第193話 It's your turn.

「神崎君、It's your turn」


 何が始まるんだよ? 神崎さんが……あの小箱を。え? いきなりこっち来るよ。嘘でしょオイ!


「山田さん」

「な……何?」


 ちょっと! みんなこっち見てるよ! 何よ! 何! そのマジな顔、何っ!?


「僕と結婚してください」


 ……。

 はい?

 今何と?

 誰に言いました?


「お願いします。あなた以外に僕のパートナーはいません」

「え……?」

「僕と、結婚してください」


 頭真っ白だよ。ちょっと待ってよ、城代主任は? あ、そうか、浅井さんと。……は? えっ? えええっ?


「花ちゃん、落ち着いて。言われてる事、わかる?」

「わかりません」

「神崎君がね、花ちゃんをね、お嫁さんにしたいって」


 神崎さんが、あたしを、お嫁さ……


「ひゃあああああああ! ちょっ! えっ? はっ! 待っ……」


 どうしよう視界が暗くなって来た。どうしよう! 息苦しい!


「花ちゃん!」

「ちょっと、リョウさん呼んで! 過呼吸になっちゃってる!」

「山田さん、落ち着いてください、ゆっくり呼吸をして」


 ああ~、なんか遠くで誰かが騒いでるよ。耳にフィルター掛かっててよく聞こえないよ、視界もゼロだよ。誰かに抱きかかえられてるよ。ああ、だけど、この腕の感触は……良く知ってるよ。神崎さんだ。神崎さんの匂い。くんくん。


「何してはんのよ花ちゃん、ゆっくり呼吸して」


 あ、くんくんダメなのか。だけどこの腕、気持ちいいよ。落ち着いて来たよ。落ち着いたら周りが見えてきた。みんながあたしを覗きこんでる。目の焦点が合って来て、リョウさんが最初に見えたんだ。


「あー、リョウさん」

「大丈夫? 浅く息吸って、ゆーっくり吐いて。」

「ふーーーーーーっ」


 ふと顔を上げたら、目の前に神崎さんの顔があった。なんでだろうな、なんでか知らないけど、今すぐ返事しなきゃなんないような気がした。

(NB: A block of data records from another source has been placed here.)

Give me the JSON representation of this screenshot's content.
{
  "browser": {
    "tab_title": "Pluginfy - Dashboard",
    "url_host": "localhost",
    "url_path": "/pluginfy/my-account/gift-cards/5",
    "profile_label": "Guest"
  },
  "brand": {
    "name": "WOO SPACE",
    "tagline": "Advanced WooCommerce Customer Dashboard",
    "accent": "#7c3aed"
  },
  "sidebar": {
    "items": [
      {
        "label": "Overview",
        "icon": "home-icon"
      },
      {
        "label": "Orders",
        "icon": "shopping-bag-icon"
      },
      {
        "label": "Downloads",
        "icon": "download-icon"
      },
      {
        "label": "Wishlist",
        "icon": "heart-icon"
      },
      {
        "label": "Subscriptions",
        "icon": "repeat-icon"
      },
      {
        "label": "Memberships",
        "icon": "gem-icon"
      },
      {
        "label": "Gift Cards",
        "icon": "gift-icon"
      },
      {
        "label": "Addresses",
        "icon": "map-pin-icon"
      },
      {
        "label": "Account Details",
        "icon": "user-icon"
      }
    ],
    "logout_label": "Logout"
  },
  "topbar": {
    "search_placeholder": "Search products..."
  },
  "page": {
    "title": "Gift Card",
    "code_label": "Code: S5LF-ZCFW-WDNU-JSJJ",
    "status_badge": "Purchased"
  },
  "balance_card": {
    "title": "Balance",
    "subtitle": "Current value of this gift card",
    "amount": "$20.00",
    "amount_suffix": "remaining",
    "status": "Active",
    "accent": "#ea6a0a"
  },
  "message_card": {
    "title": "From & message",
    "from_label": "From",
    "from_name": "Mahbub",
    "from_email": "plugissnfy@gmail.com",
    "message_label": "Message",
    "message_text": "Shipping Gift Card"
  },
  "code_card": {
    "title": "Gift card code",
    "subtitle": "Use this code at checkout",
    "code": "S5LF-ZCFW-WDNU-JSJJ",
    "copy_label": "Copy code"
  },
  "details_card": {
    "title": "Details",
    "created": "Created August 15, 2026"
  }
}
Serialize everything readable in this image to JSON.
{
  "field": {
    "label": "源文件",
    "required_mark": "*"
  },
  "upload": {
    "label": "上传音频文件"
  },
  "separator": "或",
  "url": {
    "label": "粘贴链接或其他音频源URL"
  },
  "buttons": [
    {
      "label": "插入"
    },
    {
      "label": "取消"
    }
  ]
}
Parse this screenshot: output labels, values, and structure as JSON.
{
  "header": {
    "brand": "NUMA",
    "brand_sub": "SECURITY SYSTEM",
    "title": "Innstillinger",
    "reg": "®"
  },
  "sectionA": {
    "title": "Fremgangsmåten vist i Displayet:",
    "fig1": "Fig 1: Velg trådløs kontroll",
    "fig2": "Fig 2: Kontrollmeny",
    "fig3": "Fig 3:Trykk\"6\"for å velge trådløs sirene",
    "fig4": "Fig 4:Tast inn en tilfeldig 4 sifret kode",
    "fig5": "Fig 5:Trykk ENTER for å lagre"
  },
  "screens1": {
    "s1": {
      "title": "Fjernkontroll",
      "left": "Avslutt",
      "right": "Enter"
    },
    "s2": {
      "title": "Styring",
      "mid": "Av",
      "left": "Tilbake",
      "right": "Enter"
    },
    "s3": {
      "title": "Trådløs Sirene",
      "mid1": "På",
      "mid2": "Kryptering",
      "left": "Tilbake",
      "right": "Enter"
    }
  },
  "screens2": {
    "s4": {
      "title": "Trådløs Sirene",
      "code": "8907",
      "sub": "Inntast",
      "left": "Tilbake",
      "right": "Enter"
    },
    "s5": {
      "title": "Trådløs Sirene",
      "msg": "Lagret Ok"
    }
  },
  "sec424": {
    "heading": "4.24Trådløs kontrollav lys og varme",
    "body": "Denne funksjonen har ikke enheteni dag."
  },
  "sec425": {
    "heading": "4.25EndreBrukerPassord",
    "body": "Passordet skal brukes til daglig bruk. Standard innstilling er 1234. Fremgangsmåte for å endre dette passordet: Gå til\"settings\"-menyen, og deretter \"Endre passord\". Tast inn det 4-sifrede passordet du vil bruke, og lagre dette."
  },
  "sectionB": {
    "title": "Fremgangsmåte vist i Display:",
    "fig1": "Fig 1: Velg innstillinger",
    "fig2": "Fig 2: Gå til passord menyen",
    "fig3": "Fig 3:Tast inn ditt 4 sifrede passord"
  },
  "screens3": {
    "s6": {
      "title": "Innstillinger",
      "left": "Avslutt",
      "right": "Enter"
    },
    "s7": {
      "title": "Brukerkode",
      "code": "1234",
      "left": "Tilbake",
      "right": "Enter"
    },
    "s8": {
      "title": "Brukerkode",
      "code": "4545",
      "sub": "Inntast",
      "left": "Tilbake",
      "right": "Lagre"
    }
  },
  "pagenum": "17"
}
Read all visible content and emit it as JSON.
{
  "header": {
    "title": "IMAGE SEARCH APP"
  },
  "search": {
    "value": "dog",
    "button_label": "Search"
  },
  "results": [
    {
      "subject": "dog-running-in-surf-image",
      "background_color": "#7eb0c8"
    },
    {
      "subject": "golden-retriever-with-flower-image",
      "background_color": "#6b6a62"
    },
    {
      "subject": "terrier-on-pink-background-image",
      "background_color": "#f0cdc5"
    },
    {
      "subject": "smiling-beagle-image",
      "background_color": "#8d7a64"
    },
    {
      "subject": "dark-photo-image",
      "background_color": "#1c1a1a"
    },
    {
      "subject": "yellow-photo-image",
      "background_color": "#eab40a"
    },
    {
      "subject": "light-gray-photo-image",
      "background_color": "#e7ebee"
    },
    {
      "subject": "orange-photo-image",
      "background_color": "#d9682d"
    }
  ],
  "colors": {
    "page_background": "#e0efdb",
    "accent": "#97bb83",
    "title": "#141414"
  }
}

 それで、史上最悪ってくらいの酷いタイミングで返事しちゃったんだ。


「はい、お嫁さんにして下さい」


 全員が目が点になっている中、神崎さんだけが優しく微笑んでくれたんだよ。


「ありがとうございます。あなたを全力で幸せにします」


 あたしをそっと抱き起こした神崎さんが、ポケットから何かを出したの。それをあたしの指に……。

 

「神崎君、これ、スプリングワッシャーやん」


 リョウさん、ボソッと言ったつもりなんだろうけど、この人の声はよく通るんだ。

 思わず笑っちゃった。

 神崎さんも一緒に笑って。

 みんなも一緒に大笑いして。

 店中が大爆笑に包まれる中、神崎さんが静かにさっきの小箱を出したんだよ。中から大粒の石が付いた指輪が出て来て……あたしの指にピッタリ入ったんだ。

 

「このスプリングワッシャーを持って指輪屋さんに行ったんです」

「メチャクチャだね。笑われたでしょ」

「いえ、羨ましがられました」

「これって、ピンクダイヤモンド……?」

「ええ、山田さんは僕だけのピンクダイヤモンドです」


 もう周りの声なんか何も聞こえない。

 隣でガンタとヨッちゃんが肩を組んで号泣してる。恵美と沙紀と萌乃が三人で抱き合ってる。浅井さんと城代主任が目を見合わせて笑ってる。おやっさんが腕組んでニコニコしてる。リョウさんが仁王像みたいな大将に寄りかかってる。製造部の人たちが拍手してる。みんな映像として入って来るけど、全部背景になってて……。

 今のあたしには神崎さんしか見えない。


 ありがとう、神崎さん。ありがとう、みんな。